Тысячелетний предок ножа Лихтенберга, [142] который своим логическим парадоксом (нож без лезвия, которому недостает рукоятки) образует вместо наглядной, фантастико-фантазматической полноты фаллоса символическую конфигурацию фаллоса отсутствующего, — этот нож не режет по телу; он разрешает его, внимательно и мечтательно циркулирует по нему (внимательность здесь зыбкая: «задерживаю дыхание, пристально вглядываюсь и действую не спеша»); он продвигается анаграмматически — то есть не от члена к члену, не от органа к следующему органу, как от слова к слову по прямой линии функционального синтаксиса; так поступают плохой мясник и лингвист, занимающийся сигнификацией. Здесь же лезвие смысла другое: оставляя в стороне видимое тело, оно прослеживает тело внутреннее, под-телесное, подобно тому как анаграмма работает по модели рассеяния и разрешения некоторого термина, некоторого первичного корпуса, секретом которого является иная, иод-дискурсивная артикуляция какого-то имени или формулы, неотступно преследующих текст своим отсутствием. Эту-то формулу тела, бросающую вызов телу анатомическому, описывает и разрешает нож мясника. Нет сомнения, что действенность, символическая эффективность знака в первобытных обществах отнюдь не носит «магического» характера, по связана с этой тончайшей работой анаграмматического разрешения. Так и с архитектурой эрогенного тела, которая есть не что иное, как анаграмматическая артикуляция некоторой «утраченной и никогда не бывшей» формулы, дизъюнктивно-синтетически воссоздаваемой лезвием желания, намечаемой, но не высказываемой; собственно, желание и есть это разрешение означающего в орфическом рассеянии тела, в анаграмматическом рассеянии поэмы, чей музыкальный ритм совпадает с ритмом мясницкого ножа из притчи Чжуан-цзы.
142
Противоположный бритве Оккама, которая как раз кастрирует и чертит прямую линию абстракции и рациональности.

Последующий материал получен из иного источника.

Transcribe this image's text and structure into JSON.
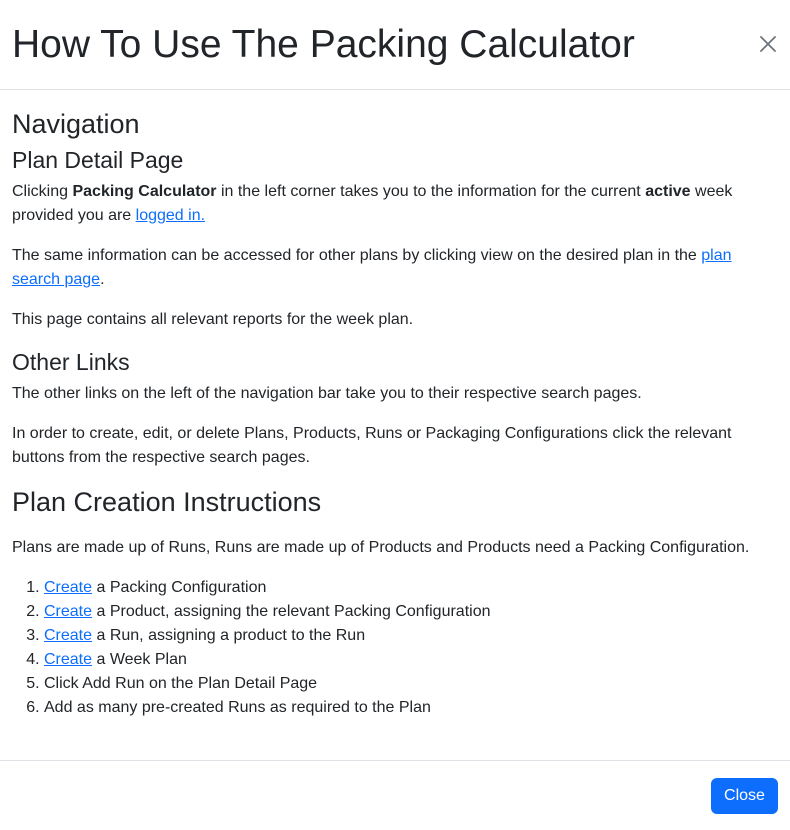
{
  "header": {
    "title": "How To Use The Packing Calculator",
    "close_icon": "close-icon"
  },
  "navigation": {
    "heading": "Navigation",
    "plan_detail": {
      "heading": "Plan Detail Page",
      "p1_before": "Clicking ",
      "p1_bold1": "Packing Calculator",
      "p1_middle": " in the left corner takes you to the information for the current ",
      "p1_bold2": "active",
      "p1_after": " week provided you are ",
      "p1_link": "logged in.",
      "p2_before": "The same information can be accessed for other plans by clicking view on the desired plan in the ",
      "p2_link": "plan search page",
      "p2_after": ".",
      "p3": "This page contains all relevant reports for the week plan."
    },
    "other_links": {
      "heading": "Other Links",
      "p1": "The other links on the left of the navigation bar take you to their respective search pages.",
      "p2": "In order to create, edit, or delete Plans, Products, Runs or Packaging Configurations click the relevant buttons from the respective search pages."
    }
  },
  "plan_creation": {
    "heading": "Plan Creation Instructions",
    "intro": "Plans are made up of Runs, Runs are made up of Products and Products need a Packing Configuration.",
    "steps": [
      {
        "link": "Create",
        "text": " a Packing Configuration"
      },
      {
        "link": "Create",
        "text": " a Product, assigning the relevant Packing Configuration"
      },
      {
        "link": "Create",
        "text": " a Run, assigning a product to the Run"
      },
      {
        "link": "Create",
        "text": " a Week Plan"
      },
      {
        "link": "",
        "text": "Click Add Run on the Plan Detail Page"
      },
      {
        "link": "",
        "text": "Add as many pre-created Runs as required to the Plan"
      }
    ]
  },
  "footer": {
    "close_label": "Close"
  },
  "colors": {
    "primary": "#0d6efd",
    "text": "#212529",
    "border": "#dee2e6"
  }
}
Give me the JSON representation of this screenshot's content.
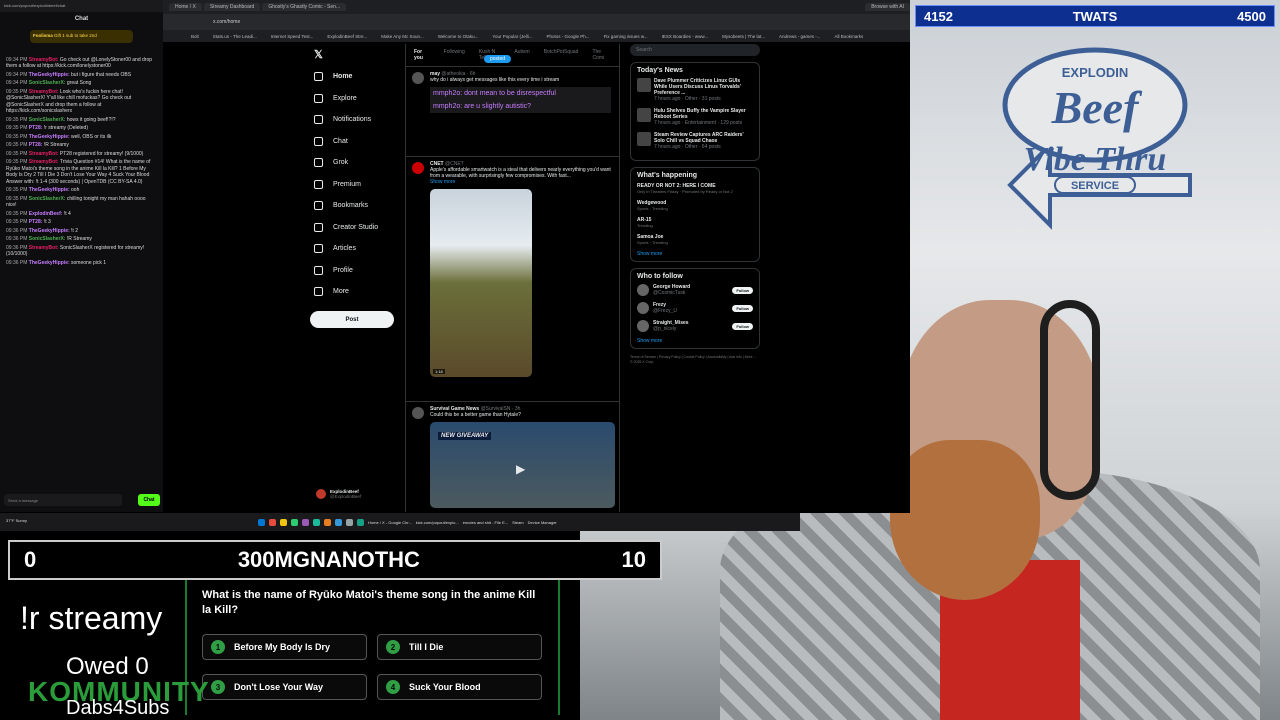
{
  "browser": {
    "tabs": [
      "Home / X",
      "Streamy Dashboard",
      "Ghostly's Ghastly Comic - Sen...",
      "Browse with AI"
    ],
    "address": "x.com/home",
    "bookmarks": [
      "Bolt",
      "Stats.us - The Leadi...",
      "Internet Speed Test...",
      "ExplodinBeef Stre...",
      "Make Any Mc Soun...",
      "Welcome to Otaku...",
      "Your Popular (Jelli...",
      "Photos - Google Ph...",
      "Fix gaming issues w...",
      "IESX Boardies - www...",
      "Mysobeets | The lat...",
      "Andrews - games -...",
      "All Bookmarks"
    ]
  },
  "chat": {
    "url": "kick.com/popout/explodinbeef/chat",
    "title": "Chat",
    "pinned_user": "Foolisma",
    "pinned_msg": "Gift 1 sub to take 2nd",
    "lines": [
      {
        "time": "09:34 PM",
        "user": "StreamyBot",
        "color": "#e91e63",
        "text": "Go check out @LonelyStoner00 and drop them a follow at https://kick.com/lonelystoner00"
      },
      {
        "time": "09:34 PM",
        "user": "TheGeekyHippie",
        "color": "#c77dff",
        "text": "but i figure that needs OBS"
      },
      {
        "time": "09:34 PM",
        "user": "SonicSlasherX",
        "color": "#4caf50",
        "text": "great Song"
      },
      {
        "time": "09:35 PM",
        "user": "StreamyBot",
        "color": "#e91e63",
        "text": "Look who's fuckin here chat! @SonicSlasherX! Y'all like chill mofuckas? Go check out @SonicSlasherX and drop them a follow at https://kick.com/sonicslasherx"
      },
      {
        "time": "09:35 PM",
        "user": "SonicSlasherX",
        "color": "#4caf50",
        "text": "hows it going beef!?!?"
      },
      {
        "time": "09:35 PM",
        "user": "PT28",
        "color": "#c77dff",
        "text": "!r streamy (Deleted)"
      },
      {
        "time": "09:35 PM",
        "user": "TheGeekyHippie",
        "color": "#c77dff",
        "text": "well, OBS or its ilk"
      },
      {
        "time": "09:35 PM",
        "user": "PT28",
        "color": "#c77dff",
        "text": "!R Streamy"
      },
      {
        "time": "09:35 PM",
        "user": "StreamyBot",
        "color": "#e91e63",
        "text": "PT28 registered for streamy! (9/1000)"
      },
      {
        "time": "09:35 PM",
        "user": "StreamyBot",
        "color": "#e91e63",
        "text": "Trivia Question #14! What is the name of Ryūko Matoi's theme song in the anime Kill la Kill? 1 Before My Body Is Dry 2 Till I Die 3 Don't Lose Your Way 4 Suck Your Blood Answer with: !t 1-4 (300 seconds) | OpenTDB (CC BY-SA 4.0)"
      },
      {
        "time": "09:35 PM",
        "user": "TheGeekyHippie",
        "color": "#c77dff",
        "text": "ooh"
      },
      {
        "time": "09:35 PM",
        "user": "SonicSlasherX",
        "color": "#4caf50",
        "text": "chilling tonight my man hahah oooo nice!"
      },
      {
        "time": "09:35 PM",
        "user": "ExplodinBeef",
        "color": "#c77dff",
        "text": "!t 4"
      },
      {
        "time": "09:35 PM",
        "user": "PT28",
        "color": "#c77dff",
        "text": "!t 3"
      },
      {
        "time": "09:36 PM",
        "user": "TheGeekyHippie",
        "color": "#c77dff",
        "text": "!t 2"
      },
      {
        "time": "09:36 PM",
        "user": "SonicSlasherX",
        "color": "#4caf50",
        "text": "!R Streamy"
      },
      {
        "time": "09:36 PM",
        "user": "StreamyBot",
        "color": "#e91e63",
        "text": "SonicSlasherX registered for streamy! (10/1000)"
      },
      {
        "time": "09:36 PM",
        "user": "TheGeekyHippie",
        "color": "#c77dff",
        "text": "someone pick 1"
      }
    ],
    "input_placeholder": "Send a message",
    "send_label": "Chat"
  },
  "x": {
    "nav": [
      "Home",
      "Explore",
      "Notifications",
      "Chat",
      "Grok",
      "Premium",
      "Bookmarks",
      "Creator Studio",
      "Articles",
      "Profile",
      "More"
    ],
    "post_label": "Post",
    "account_name": "ExplodinBeef",
    "account_handle": "@ExplodinBeef",
    "feed_tabs": [
      "For you",
      "Following",
      "Kush N Tell",
      "Autism",
      "BotchPotSquad",
      "The Comi"
    ],
    "posted_pill": "posted",
    "tweets": [
      {
        "name": "may",
        "handle": "@atheokia · 6h",
        "text": "why do i always get messages like this every time i stream",
        "quote1": "mmph2o: dont mean to be disrespectful",
        "quote2": "mmph2o: are u slightly autistic?"
      },
      {
        "name": "CNET",
        "handle": "@CNET",
        "text": "Apple's affordable smartwatch is a steal that delivers nearly everything you'd want from a wearable, with surprisingly few compromises. With fast...",
        "show_more": "Show more",
        "duration": "1:18"
      },
      {
        "name": "Survival Game News",
        "handle": "@SurvivalSN · 3h",
        "text": "Could this be a better game than Hytale?",
        "badge": "NEW GIVEAWAY"
      }
    ],
    "search_placeholder": "Search",
    "todays_news": {
      "title": "Today's News",
      "items": [
        {
          "headline": "Dave Plummer Criticizes Linux GUIs While Users Discuss Linus Torvalds' Preference ...",
          "meta": "7 hours ago · Other · 31 posts"
        },
        {
          "headline": "Hulu Shelves Buffy the Vampire Slayer Reboot Series",
          "meta": "7 hours ago · Entertainment · 129 posts"
        },
        {
          "headline": "Steam Review Captures ARC Raiders' Solo Chill vs Squad Chaos",
          "meta": "7 hours ago · Other · 64 posts"
        }
      ]
    },
    "happening": {
      "title": "What's happening",
      "items": [
        {
          "label": "READY OR NOT 2: HERE I COME",
          "meta": "Only in Theaters Friday · Promoted by Ready or Not 2"
        },
        {
          "label": "Wedgewood",
          "meta": "Sports · Trending"
        },
        {
          "label": "AR-15",
          "meta": "Trending"
        },
        {
          "label": "Samoa Joe",
          "meta": "Sports · Trending"
        }
      ],
      "show_more": "Show more"
    },
    "who_to_follow": {
      "title": "Who to follow",
      "people": [
        {
          "name": "George Howard",
          "handle": "@CosmicTusk"
        },
        {
          "name": "Frezy",
          "handle": "@Frezy_U"
        },
        {
          "name": "Straight_Mises",
          "handle": "@p_nicely"
        }
      ],
      "follow_label": "Follow",
      "show_more": "Show more"
    },
    "footer": "Terms of Service | Privacy Policy | Cookie Policy | Accessibility | Ads info | More ... © 2025 X Corp."
  },
  "overlay": {
    "top_left_score": "4152",
    "top_title": "TWATS",
    "top_right_score": "4500",
    "scoreboard_left": "0",
    "scoreboard_title": "300MGNANOTHC",
    "scoreboard_right": "10",
    "command": "!r streamy",
    "owed": "Owed 0",
    "kommunity": "KOMMUNITY",
    "dabs": "Dabs4Subs",
    "quiz": {
      "question": "What is the name of Ryūko Matoi's theme song in the anime Kill la Kill?",
      "answers": [
        {
          "num": "1",
          "label": "Before My Body Is Dry"
        },
        {
          "num": "2",
          "label": "Till I Die"
        },
        {
          "num": "3",
          "label": "Don't Lose Your Way"
        },
        {
          "num": "4",
          "label": "Suck Your Blood"
        }
      ]
    },
    "logo": {
      "top": "EXPLODIN",
      "main": "Beef",
      "sub": "Vibe Thru",
      "band": "SERVICE"
    }
  },
  "taskbar": {
    "weather": "37°F Sunny",
    "items": [
      "Home / X - Google Chr...",
      "kick.com/popout/explo...",
      "emotes and shit - File E...",
      "Steam",
      "Device Manager"
    ]
  },
  "colors": {
    "green": "#2f9e44",
    "blue_bar": "#0d2f8f",
    "kick_green": "#53fc18"
  }
}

V. ПОЛИТИЧЕСКАЯ ЭКОНОМИЯ И СМЕРТЬ
ВЫДВОРЕНИЕ МЕРТВЫХ
По сравнению с дикарями, которые называли «людьми» только членов своего племени, наше определение «Человеческого» значительно шире, теперь это понятие универсальное. Собственно, именно это и называют культурой. Сегодня люди — это все люди. В действительности основу такой универсальности составляет просто тавтологическое удвоение — именно в нем «Человеческое» обретает силу нравственного закона и принципа исключения. Ведь «Человеческое» изначально задает и своего структурного двойника — Нечеловеческое. Оно, собственно, именно в этом и состоит, так что прогресс Человечности и Культуры есть просто цепь новых и новых дискриминаций, которые объявляют «Других» нечеловечными, то есть несуществующими. Для дикарей, называющих самих себя «людьми», другие представляют собой нечто иное. Для нас же, живущих под знаком Человеческого как универсального понятия, другие суть ничто. В первом случае быть «человеком» — это вызов, так же как быть дворянином; такой статус, переживаемый как завоеванное отличие, высшее качество, не только дает возможность для обмена с иными, отличными существами — богами, предками, чужеземцами, животными, природой, — он еще и требует, чтобы его постоянно ставили на карту, прославляли и защищали. Мы же довольствуемся тем, что возводим в ранг универсального понятия абстрактно-родовую ценность, основанную на эквивалентности всех членов рода и на исключении всего прочего. То есть в известном смысле с развитием культуры определение Человеческого неумолимо сужается: каждый «объективный» шаг цивилизации на пути к универсальности соответствует еще более строгой дискриминации, так что можно предвидеть, что эпоха окончательной универсализации Человека совпадет с отлучением от этого понятия всех людей — останется сиять в пустоте один лишь чистый концепт.